Following yesterday’s reassuring Q2 reported by TelecityGroup, Equinix today posted its financial results with no surprises.
The colo reported revenues of $665.6 million, $1.03 a share, representing a 3% increase over the previous quarter and a 10% increase over the same quarter last year.
The company’s results were boosted by customers’ investment in their cloud platforms, according to the Q2 report.
Russell Poole, UK MD at Equinix, told CBR: "We see a very long way of continued high levels of demand of what we do. We have a lot of CIO engagement and the feedback we get is what they are looking for and in most cases is a way of migrating to cloud and migrating to a hybrid cloud solution.
Recurring revenues, consisting primarily of collocation, interconnection and managed services were $626.7 million for Q2, 3% more than Q1 and a 9% increase over Q2 2014.
Capital expenditures were $221.3 million, compared to $150.1 million in Q1 and $159.8 million for the period between April and June last year.

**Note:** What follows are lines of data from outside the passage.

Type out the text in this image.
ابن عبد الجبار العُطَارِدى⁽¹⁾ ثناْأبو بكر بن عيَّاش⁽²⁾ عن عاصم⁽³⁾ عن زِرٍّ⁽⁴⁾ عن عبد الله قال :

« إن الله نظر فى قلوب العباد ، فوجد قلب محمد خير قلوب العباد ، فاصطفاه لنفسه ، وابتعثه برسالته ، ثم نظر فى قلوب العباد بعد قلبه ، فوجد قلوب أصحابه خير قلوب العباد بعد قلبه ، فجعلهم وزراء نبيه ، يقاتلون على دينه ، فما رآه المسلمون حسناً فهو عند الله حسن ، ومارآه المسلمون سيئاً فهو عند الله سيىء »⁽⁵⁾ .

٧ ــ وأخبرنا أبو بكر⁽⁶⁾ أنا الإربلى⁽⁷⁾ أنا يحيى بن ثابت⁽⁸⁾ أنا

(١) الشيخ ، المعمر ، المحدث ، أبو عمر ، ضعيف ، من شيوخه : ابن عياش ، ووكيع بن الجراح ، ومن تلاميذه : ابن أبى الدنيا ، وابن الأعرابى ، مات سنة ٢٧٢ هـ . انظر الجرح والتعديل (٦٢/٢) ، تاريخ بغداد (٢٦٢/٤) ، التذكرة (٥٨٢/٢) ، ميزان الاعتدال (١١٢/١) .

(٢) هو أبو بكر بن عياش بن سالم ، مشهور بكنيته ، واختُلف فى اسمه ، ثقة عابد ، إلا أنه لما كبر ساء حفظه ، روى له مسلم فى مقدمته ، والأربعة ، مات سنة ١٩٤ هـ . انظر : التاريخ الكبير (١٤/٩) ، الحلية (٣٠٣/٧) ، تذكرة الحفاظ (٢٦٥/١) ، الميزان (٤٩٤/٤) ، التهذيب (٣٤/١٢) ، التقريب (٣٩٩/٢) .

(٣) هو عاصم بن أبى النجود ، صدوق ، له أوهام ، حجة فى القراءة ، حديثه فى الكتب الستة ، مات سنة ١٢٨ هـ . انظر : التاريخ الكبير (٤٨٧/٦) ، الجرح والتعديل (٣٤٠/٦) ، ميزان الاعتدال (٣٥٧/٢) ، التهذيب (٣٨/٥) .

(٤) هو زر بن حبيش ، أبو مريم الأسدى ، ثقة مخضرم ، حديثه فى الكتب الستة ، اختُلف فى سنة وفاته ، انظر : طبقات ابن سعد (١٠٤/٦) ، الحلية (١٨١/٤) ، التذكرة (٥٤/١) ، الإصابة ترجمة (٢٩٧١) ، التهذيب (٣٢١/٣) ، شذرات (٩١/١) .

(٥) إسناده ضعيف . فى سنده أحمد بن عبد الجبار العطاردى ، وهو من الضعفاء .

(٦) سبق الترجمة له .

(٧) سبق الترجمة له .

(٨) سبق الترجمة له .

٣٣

The company generated a 115% increase compared to Q2 2014 in cash from operating activities of $212.5 million. Equinix said this was primarily due to improved operating results and favourable working capital activities.
Poole added the company will react to demand and that its commitment is to deliver to customers the right inventory at the right place and at the right time.
The colo provider invested $298.5 million in the last quarter and approximately $493.8 million, into a restricted cash account for the payment of a portion of the purchase price in connection with its intention to acquire TelecityGroup.
Yesterday, Steve Webb, Ark Data Centres CIO, told CBR that industry consolidation is inevitable and that the industry has been relatively immature for a number of years.
Steve Smith, president and CEO of Equinix, said: "We sit at the crossroads of the Internet where our customers use Platform Equinix to innovate and accelerate their businesses. The scope, scale, reach and diversity of our global offering remain without parallel and we are continuing to invest across systems, processes and people to ensure consistent service delivery worldwide."
For the third quarter of 2015, the company expects revenues to range between $681.0 and $685.0 million.